The deconstruction of the mystery always begins with a "but." Can we pause for a moment to recognize the way this "but" frames God's love as conditional? The way this "but" establishes fear? The way this "but" suggests God's Love is not sufficient?
"But...we are separated from God by our sin." Here, an explanation ensues in an attempt to convince people they are imperfect.
Side note: Does anyone really need to be convinced of their own imperfection? It seems to me that most people are generally hyper-aware of their shortcomings and are too busy trying to fix and hide their failures to argue about their existence. I don't know any other mature adult who would claim perfection, or sinlessness, and we patronize the people around us to think otherwise.
The only time I ever needed convincing of my sinfulness was when I was a teenager saturated in Christian culture, ticking all the boxes of good, clean Christian living. Ironically, I am most ashamed of that season of life due to the hurt I inflicted on others out of pride, insecurity, and judgement.
Back to the sermon: "Because we are separated from God by our sin, we must suffer the consequence of sin, which is death (or hell, eternal separation from God)." Here, we are given a metaphor of the Grand Canyon, where we are on one side of the chasm and God is on the other, and no amount of jumping, leaping, or wishful thinking will get us across to God's side. Some may jump farther than others, but all fall short.
If only there were a bridge! Enter Jesus. "But God loved us so much, he sent his son as a perfect sacrifice for our sin so that we could be made right with God. The cross is like a bridge over the Grand Canyon, allowing us to be reconciled with God."A discussion of how Jesus is the only bridge follows: "All roads don't lead to heaven!"
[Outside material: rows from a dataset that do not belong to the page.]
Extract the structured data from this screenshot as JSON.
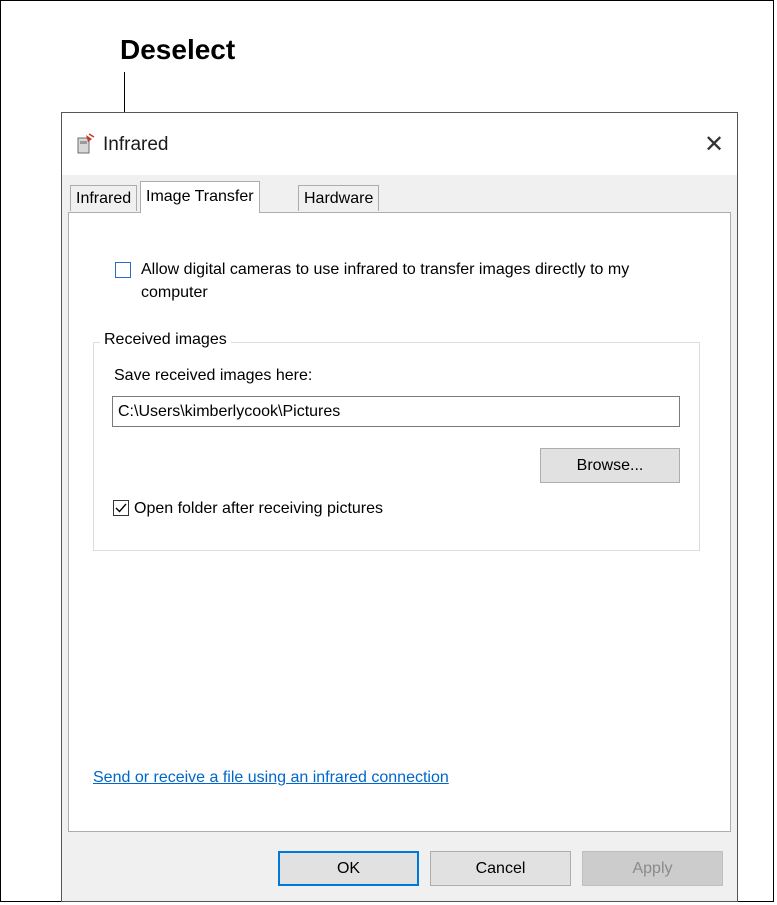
{
  "annotation": {
    "callout_text": "Deselect"
  },
  "dialog": {
    "title": "Infrared",
    "icon": "infrared-app-icon",
    "close_glyph": "✕",
    "tabs": [
      {
        "label": "Infrared",
        "active": false
      },
      {
        "label": "Image Transfer",
        "active": true
      },
      {
        "label": "Hardware",
        "active": false
      }
    ],
    "allow_cameras": {
      "label": "Allow digital cameras to use infrared to transfer images directly to my computer",
      "checked": false
    },
    "received_group": {
      "title": "Received images",
      "save_label": "Save received images here:",
      "path_value": "C:\\Users\\kimberlycook\\Pictures",
      "browse_label": "Browse...",
      "open_folder": {
        "label": "Open folder after receiving pictures",
        "checked": true
      }
    },
    "send_link": "Send or receive a file using an infrared connection",
    "buttons": {
      "ok": "OK",
      "cancel": "Cancel",
      "apply": "Apply"
    }
  },
  "colors": {
    "focus_blue": "#0078d7",
    "link_blue": "#0066cc",
    "dialog_bg": "#f0f0f0"
  }
}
If a pen and paper were handy, one could draw a cliff on the left with a stick figure standing on it, and a cliff on the right with GOD written on it, and a cross would sit right in the middle, it's horizontal beam bridging the gap: The Bridge Illustration.
And the closing: "Every person must decide for himself whether he will cross the bridge God has provided. Would you like to make that decision right here, right now? To accept Jesus as your Lord and Savior so you are no longer separated from God?" And so we pray. Sometimes, people are asked to pray along silently in their heart if they want. Other times, there is an invitation to come to the front as a public declaration of faith. In this church on this Sunday, the prayer was silent, and no public declaration was required.
After hearing this life-altering good news, we sang a song and went to lunch.
Really.
Is this the message Jesus came to deliver? Is this the message that will lead terrorists to lay down their weapons, that will set the addict free from her tyrant, that will reconcile family and friends estranged by deep wounds? Is this the good news? I mean, it's nice that there's a way to escape hell, but beyond that, what can be called good?
Paraphrase of supposed good news: Hey, World, we had a good thing going in the garden until Eve screwed it up and caused every human ever born to be afflicted with sin. Sorry I have to not only banish but torture you forever now (even though I really love you) unless you demonstrate faith in Jesus alone as eternal fire retardant. (I'll know you really have faith in Jesus by the rules you follow and the time you spend reading your Bible and praying and the doctrine you subscribe to regarding evolution, abortion, homosexuality, gender roles, and the nation of Israel.) Hopefully the years of sexual abuse and famine and war and corruption and abandonment and slavery and terrorism and racism and nightly news you've witnessed or survived or perpetrated won't make it too hard for you to find and trust me.
This version of the gospel falls flat to me. Rings hollow. Smacks of something other than Love.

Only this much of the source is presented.